Another benefit is that winning the division will be appropriately rewarded. Under the old system, possible home-field advantage was the only incentive. Now the division winners will get a couple days to rest while they watch the wild-card entries slug it out and likely burn their No. 1 starting pitchers. That's fair.

Detractors have pointed out that under the new system a third-place team could win the World Series. It's true: The two non-division winners with the best records meet in the one-game playoff. Call it the American League East clause.

So what? If a third-place team catches fire and wins the wild-card playoff game, the division series, the championship series and the World Series, hoist that trophy high. All the 162-game grinders sitting at home nursing their sore oblique muscles can heal up and prepare for next spring.

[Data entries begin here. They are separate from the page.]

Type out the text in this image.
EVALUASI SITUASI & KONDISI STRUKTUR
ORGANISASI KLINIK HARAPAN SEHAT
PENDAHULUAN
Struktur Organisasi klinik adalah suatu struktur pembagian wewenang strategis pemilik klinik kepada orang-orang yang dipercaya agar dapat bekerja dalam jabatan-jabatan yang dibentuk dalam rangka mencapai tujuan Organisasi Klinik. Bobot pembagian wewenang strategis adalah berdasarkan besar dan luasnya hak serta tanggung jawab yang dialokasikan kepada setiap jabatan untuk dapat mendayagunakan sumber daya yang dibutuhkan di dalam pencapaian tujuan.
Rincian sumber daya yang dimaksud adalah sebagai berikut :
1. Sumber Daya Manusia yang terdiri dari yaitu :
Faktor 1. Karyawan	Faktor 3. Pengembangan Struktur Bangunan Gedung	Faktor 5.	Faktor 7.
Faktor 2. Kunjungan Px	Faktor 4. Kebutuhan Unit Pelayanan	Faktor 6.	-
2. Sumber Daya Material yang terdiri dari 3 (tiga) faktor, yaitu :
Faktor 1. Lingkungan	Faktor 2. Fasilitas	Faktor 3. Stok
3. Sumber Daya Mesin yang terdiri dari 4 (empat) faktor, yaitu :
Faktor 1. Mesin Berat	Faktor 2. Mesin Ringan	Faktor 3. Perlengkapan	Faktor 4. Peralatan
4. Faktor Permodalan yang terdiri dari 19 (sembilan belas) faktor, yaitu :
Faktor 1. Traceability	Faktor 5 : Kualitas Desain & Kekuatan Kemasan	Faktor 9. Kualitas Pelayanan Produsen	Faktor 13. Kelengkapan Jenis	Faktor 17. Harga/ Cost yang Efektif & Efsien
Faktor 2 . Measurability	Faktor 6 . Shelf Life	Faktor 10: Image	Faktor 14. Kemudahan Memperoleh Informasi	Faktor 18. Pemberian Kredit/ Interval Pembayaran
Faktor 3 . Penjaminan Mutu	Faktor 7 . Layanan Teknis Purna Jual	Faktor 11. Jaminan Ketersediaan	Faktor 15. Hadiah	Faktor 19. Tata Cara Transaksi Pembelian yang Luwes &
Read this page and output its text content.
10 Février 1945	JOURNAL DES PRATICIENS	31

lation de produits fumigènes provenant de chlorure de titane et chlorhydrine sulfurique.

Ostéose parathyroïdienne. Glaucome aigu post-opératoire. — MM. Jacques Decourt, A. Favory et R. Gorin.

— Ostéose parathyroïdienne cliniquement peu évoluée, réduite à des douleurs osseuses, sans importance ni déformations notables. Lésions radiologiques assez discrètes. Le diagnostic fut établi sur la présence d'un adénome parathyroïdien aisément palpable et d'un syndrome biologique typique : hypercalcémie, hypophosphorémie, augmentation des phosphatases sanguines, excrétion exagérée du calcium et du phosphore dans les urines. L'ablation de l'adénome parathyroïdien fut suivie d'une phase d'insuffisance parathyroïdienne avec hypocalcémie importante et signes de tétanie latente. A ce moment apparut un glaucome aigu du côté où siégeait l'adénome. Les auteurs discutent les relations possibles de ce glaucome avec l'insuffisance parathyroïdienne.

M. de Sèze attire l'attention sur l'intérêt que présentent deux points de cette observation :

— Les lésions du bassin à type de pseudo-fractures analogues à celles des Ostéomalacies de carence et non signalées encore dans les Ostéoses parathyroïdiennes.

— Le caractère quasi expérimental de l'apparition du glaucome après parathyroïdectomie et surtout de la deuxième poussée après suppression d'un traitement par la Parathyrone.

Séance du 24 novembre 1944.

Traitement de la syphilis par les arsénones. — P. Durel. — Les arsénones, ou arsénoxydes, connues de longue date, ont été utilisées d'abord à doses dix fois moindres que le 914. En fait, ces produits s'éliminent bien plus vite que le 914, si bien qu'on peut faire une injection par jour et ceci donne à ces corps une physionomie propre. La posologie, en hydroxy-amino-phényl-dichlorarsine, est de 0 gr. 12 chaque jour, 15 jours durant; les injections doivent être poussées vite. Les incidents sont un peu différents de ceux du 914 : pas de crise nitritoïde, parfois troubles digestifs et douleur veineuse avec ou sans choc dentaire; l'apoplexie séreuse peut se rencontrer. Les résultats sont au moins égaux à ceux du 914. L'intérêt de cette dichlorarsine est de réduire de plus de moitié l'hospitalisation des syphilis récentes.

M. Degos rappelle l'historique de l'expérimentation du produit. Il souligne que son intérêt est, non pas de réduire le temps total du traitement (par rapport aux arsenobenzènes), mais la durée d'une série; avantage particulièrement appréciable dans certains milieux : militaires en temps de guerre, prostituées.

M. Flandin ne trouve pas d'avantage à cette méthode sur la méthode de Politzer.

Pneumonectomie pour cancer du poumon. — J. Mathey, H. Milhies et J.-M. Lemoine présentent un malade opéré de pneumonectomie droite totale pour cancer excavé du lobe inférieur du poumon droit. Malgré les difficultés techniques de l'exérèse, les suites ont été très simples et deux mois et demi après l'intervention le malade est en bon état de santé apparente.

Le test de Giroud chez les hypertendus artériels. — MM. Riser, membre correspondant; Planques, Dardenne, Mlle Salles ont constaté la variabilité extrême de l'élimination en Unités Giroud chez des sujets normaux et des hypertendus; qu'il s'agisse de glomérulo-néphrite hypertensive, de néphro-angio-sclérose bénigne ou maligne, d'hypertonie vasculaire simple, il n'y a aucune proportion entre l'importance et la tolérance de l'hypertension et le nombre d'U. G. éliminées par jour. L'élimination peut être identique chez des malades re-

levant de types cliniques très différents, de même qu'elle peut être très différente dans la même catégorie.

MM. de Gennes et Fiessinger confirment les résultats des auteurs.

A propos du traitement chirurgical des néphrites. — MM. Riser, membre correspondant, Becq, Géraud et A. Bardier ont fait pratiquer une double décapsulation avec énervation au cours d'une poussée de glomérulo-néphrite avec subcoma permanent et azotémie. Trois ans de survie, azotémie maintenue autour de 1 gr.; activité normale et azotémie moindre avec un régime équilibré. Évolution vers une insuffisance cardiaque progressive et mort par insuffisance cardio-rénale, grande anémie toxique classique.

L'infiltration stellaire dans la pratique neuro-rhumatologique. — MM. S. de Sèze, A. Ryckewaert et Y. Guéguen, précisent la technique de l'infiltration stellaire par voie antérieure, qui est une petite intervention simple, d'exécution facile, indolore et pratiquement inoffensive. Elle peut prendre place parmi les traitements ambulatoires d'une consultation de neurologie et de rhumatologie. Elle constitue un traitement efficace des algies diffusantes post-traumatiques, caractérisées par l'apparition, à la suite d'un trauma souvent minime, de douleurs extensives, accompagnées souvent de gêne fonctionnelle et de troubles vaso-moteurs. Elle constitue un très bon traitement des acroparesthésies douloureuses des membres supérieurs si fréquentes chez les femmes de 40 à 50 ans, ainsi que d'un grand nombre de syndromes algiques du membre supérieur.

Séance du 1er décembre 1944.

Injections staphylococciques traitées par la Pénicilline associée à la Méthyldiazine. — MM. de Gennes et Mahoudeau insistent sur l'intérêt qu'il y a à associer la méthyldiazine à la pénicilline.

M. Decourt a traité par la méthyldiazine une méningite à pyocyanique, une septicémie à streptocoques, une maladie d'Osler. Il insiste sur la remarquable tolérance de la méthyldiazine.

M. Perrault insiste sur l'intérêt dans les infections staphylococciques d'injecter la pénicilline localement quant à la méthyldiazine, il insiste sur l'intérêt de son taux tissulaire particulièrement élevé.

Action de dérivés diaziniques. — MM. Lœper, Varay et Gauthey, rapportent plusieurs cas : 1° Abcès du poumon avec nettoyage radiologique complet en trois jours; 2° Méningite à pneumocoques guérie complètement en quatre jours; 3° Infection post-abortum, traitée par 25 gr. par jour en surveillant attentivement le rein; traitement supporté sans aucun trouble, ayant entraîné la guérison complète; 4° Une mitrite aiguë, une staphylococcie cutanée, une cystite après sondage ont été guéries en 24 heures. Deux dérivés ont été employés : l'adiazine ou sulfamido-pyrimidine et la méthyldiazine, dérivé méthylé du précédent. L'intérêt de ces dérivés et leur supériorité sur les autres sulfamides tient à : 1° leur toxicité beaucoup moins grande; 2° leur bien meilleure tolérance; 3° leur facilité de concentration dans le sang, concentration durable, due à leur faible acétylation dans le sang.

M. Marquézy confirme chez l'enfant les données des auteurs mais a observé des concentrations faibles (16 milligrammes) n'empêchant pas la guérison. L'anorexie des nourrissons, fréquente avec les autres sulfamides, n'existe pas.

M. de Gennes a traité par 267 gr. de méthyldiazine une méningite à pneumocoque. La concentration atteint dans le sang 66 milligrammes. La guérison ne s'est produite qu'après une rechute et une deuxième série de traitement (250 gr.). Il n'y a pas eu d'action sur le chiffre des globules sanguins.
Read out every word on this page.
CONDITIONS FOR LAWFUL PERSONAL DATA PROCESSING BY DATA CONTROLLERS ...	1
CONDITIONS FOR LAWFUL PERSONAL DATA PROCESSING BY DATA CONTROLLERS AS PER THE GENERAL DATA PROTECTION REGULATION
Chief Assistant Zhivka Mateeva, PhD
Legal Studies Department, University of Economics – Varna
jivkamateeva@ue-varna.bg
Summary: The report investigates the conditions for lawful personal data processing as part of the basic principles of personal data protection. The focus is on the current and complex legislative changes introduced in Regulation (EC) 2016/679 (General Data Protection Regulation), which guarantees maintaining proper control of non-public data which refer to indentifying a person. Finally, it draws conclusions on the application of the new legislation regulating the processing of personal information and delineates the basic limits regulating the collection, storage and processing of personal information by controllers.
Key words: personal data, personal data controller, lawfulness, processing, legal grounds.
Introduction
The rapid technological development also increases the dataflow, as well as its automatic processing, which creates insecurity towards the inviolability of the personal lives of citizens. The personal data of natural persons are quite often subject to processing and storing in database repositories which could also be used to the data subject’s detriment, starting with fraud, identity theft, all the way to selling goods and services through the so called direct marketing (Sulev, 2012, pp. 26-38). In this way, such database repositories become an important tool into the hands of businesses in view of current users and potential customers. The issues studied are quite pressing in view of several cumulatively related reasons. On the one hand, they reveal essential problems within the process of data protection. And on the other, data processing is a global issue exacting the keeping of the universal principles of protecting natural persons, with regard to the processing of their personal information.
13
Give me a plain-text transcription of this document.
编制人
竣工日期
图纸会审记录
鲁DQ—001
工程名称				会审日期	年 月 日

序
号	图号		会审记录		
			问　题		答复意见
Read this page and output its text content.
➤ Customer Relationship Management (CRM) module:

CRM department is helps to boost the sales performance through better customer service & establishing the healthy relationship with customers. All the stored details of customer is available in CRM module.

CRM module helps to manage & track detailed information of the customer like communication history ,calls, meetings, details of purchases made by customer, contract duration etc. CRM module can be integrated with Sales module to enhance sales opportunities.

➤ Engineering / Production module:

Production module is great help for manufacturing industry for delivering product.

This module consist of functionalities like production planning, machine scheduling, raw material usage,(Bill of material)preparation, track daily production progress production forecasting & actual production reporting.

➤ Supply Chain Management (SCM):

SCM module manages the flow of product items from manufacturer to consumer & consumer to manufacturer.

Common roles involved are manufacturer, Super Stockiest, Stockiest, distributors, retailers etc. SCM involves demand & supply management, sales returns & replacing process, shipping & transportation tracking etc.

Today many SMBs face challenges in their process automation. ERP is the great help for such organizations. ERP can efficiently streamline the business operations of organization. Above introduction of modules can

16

Fans love an underdog, and the winner's journey will be a story worth telling.

The complaint with the most credence is that the top wild-card team might finish, say, four games ahead of the next wild-card team in the regular-season standings yet could be eliminated in one game. Is that fair? No way.

But is it unfair enough to pull the plug on the new plan? Not a chance. The Texas Rangers won six more regular-season games than the Cardinals in 2011. Anyone think that should have mattered more than the inches David Freese's drive landed beyond the glove of Nelson Cruz in the ninth inning of Game 6 in the World Series?

Didn't think so.

Win the division and the math doesn't matter. That's the message. Proof is the stipulation that a tie for the division title will be broken in a ballgame, not by head-to-head record. Reason? Under the new rules, it means a lot more to win the division and not become a wild-card entry. As it should.

[ Related: Ten best things about being a St. Louis Cardinals fan ]

MLB's blue-ribbon committee studying on-field improvements spent two years on the issue. The players' union jumped on board during collective bargaining last year. The Astros will move from the National League Central to the AL West a year from now to make the leagues equal in number and ensure competitive balance.

Ten of 30 teams will make the playoffs, still fewer than the 12 of 32 in the NFL and the 16 of 30 in the NBA and NHL. Nothing is watered down, nothing detracts from the season.

MLB is adding a single day of winner-take-all excitement to kick-start October, and as that day unfolds, a lot of fans will be on their feet, applauding.